Een bedrijf overnemen met het personeel als aandeelhouder is geen quick fix. Je krijgt te maken met een partij die je mee moet nemen in alle zaken die vanzelf spreken voor de professionele investeerder en vaak ook wel voor de DGA. Aan de andere kant komt er een partner aan tafel die uitdaagt tot zorgvuldigheid en tot een scherpe strategie voor de toekomst: Wat maakt het personeel enthousiast genoeg om hun eigen geld in hun bedrijf te stoppen? Kun je echt helder uitleggen wat dit hen op gaat leveren? Is de kans groot genoeg dat ze hier beter van worden? Hoe reëel is een toekomst waarin ze hun baan behouden en resultaat halen uit hun aandelen? En hoe groot wordt het vertrouwen van andere aandeelhouders als deze groep ja zegt – of juist niet?
 
Geen laatste redmiddel
Een bedrijf overnemen met het personeel als aandeelhouder is vooral ook géén laatste redmiddel. Het is een optie die vroeg in het proces moet worden meegenomen en waarover een helder besluit moet vallen. Niet pas nádat alle andere opties zijn gepasseerd, maar puur op basis van een open verkenning van de mogelijkheden in het begin van het overnameproces. Ook de keuze tussen een managementbuy-out óf een management- employeebuy-out moet tijdig en helder zijn. Het gaat om verschillende modellen en niet om varianten van hetzelfde. 

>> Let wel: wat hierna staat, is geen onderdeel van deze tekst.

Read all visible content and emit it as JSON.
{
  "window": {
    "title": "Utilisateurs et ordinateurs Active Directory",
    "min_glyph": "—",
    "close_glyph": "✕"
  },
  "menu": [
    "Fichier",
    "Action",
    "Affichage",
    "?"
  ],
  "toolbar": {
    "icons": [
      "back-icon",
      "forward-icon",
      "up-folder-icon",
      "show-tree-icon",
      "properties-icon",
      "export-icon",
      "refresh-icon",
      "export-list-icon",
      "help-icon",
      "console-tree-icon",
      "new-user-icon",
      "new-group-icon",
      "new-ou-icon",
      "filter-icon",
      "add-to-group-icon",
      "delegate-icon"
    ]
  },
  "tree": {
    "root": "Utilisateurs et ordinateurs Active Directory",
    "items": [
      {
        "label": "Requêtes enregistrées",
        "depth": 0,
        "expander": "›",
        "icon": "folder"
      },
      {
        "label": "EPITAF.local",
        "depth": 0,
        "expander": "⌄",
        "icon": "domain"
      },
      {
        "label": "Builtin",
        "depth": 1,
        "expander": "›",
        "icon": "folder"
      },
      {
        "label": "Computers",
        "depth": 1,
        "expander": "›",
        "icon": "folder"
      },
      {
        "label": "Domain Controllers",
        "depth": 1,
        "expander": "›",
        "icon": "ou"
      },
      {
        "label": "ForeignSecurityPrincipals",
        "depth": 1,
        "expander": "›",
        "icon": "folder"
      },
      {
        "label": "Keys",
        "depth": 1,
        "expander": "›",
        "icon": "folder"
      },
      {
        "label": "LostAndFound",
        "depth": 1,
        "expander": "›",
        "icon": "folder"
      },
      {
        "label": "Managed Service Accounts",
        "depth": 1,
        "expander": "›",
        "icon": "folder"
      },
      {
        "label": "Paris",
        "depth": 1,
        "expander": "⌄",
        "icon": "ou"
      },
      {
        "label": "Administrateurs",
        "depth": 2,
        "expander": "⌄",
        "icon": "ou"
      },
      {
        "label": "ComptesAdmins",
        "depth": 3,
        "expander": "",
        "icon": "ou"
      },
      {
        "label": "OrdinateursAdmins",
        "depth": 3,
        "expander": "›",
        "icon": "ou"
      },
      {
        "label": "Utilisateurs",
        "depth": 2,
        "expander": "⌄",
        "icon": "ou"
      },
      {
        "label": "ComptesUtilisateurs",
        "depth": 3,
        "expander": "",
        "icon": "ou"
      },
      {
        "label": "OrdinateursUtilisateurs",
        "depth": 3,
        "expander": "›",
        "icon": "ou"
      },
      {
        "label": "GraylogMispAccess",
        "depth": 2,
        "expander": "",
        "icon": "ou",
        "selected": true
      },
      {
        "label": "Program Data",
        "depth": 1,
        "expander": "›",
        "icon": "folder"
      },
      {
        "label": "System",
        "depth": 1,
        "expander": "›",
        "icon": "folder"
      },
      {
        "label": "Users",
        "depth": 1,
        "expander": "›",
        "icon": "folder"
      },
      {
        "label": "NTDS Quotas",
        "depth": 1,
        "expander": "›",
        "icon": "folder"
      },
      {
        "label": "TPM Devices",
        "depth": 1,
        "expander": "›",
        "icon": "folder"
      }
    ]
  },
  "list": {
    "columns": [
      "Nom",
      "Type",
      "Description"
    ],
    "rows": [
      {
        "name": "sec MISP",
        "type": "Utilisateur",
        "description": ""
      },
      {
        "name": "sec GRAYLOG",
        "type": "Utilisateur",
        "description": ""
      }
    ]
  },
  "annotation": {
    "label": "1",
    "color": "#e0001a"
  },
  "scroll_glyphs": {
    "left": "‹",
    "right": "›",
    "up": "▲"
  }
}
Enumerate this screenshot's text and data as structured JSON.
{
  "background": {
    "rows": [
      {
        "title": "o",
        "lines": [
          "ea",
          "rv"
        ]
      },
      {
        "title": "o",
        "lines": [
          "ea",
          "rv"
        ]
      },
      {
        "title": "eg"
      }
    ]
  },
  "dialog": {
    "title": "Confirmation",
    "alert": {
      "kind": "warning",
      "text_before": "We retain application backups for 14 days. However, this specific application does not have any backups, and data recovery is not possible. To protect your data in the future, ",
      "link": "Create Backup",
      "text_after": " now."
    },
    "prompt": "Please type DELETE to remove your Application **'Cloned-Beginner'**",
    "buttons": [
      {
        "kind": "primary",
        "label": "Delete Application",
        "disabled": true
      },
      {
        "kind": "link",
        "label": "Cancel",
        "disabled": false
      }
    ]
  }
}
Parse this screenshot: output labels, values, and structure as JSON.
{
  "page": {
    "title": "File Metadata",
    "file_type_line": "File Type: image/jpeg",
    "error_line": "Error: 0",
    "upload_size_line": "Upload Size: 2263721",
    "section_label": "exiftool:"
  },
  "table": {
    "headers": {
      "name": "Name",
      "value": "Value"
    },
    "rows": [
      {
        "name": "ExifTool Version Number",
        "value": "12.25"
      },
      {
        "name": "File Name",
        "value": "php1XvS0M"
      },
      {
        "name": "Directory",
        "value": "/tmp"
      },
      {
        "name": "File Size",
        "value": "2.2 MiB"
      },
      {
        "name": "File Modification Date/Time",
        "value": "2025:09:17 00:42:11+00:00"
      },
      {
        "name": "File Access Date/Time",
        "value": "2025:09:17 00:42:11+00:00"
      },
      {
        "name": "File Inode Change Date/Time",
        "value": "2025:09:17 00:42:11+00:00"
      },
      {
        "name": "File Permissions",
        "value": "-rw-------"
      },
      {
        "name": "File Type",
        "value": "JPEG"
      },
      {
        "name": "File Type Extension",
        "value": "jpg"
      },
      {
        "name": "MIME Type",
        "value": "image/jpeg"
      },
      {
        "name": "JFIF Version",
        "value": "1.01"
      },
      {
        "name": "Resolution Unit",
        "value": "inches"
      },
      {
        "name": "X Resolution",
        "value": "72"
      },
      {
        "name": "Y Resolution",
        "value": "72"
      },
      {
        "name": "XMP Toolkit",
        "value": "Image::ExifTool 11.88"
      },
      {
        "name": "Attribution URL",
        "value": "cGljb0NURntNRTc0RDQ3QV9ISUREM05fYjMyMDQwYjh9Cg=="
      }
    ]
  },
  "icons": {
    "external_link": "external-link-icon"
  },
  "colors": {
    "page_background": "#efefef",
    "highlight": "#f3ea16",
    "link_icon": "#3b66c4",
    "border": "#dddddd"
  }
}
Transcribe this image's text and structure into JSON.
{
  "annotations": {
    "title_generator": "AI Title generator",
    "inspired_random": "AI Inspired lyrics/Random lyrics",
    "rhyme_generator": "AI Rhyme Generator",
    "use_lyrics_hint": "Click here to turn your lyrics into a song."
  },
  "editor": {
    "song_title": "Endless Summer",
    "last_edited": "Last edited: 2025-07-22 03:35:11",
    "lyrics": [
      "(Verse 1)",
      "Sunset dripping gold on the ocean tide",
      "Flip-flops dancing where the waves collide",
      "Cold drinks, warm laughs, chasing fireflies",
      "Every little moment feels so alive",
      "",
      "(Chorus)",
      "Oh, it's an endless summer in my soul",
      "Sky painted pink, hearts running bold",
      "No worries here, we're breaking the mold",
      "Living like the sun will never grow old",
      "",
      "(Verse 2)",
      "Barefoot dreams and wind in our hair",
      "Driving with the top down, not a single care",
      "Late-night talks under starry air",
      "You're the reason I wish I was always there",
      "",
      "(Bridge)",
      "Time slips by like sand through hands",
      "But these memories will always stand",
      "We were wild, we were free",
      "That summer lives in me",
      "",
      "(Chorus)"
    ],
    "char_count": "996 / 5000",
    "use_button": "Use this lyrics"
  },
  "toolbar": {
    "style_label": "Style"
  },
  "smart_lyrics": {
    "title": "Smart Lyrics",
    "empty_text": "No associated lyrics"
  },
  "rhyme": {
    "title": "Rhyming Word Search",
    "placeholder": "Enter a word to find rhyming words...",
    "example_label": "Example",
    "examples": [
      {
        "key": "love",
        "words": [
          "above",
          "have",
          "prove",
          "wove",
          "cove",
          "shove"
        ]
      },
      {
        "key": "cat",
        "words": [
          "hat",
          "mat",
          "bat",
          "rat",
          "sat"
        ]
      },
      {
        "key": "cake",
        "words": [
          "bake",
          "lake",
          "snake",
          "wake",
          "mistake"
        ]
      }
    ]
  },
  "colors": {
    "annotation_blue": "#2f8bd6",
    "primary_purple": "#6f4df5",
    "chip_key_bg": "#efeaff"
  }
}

Hier ligt een schone taak voor adviseurs en experts om DGA’s te informeren en te stimuleren tot een helder en positief zoekproces. Wij zien in de praktijk veel DGA’s langskomen, die eventueel bereid zijn om de onderneming aan het personeel te verkopen, maar die dit traject niet goed opstarten en die geen heldere keuzes kunnen maken. Ze blijven te lang bezig met het zelf oriënteren op de verschillende mogelijkheden en treuzelen omdat ze hopen dat op een dag toch nog die ene partij voorbij komt die de hele toko over gaat nemen. Het resultaat is dat het traject heel lang duurt, er geen knopen worden doorgehakt, alle medewerkers afhaken en iedereen teleurgesteld achterblijft. In het ergste geval blijft de DGA maar zitten of wordt de onderneming beëindigd. 
 
Dat is eigenlijk heel jammer, want onderzoeken uit binnen- en buitenland tonen steeds maar weer aan dat een bedrijfsbrede financiële participatie (aandeelhouderschap open voor alle medewerkers) goede effecten heeft op betrokkenheid van het personeel en op de bedrijfsprestaties.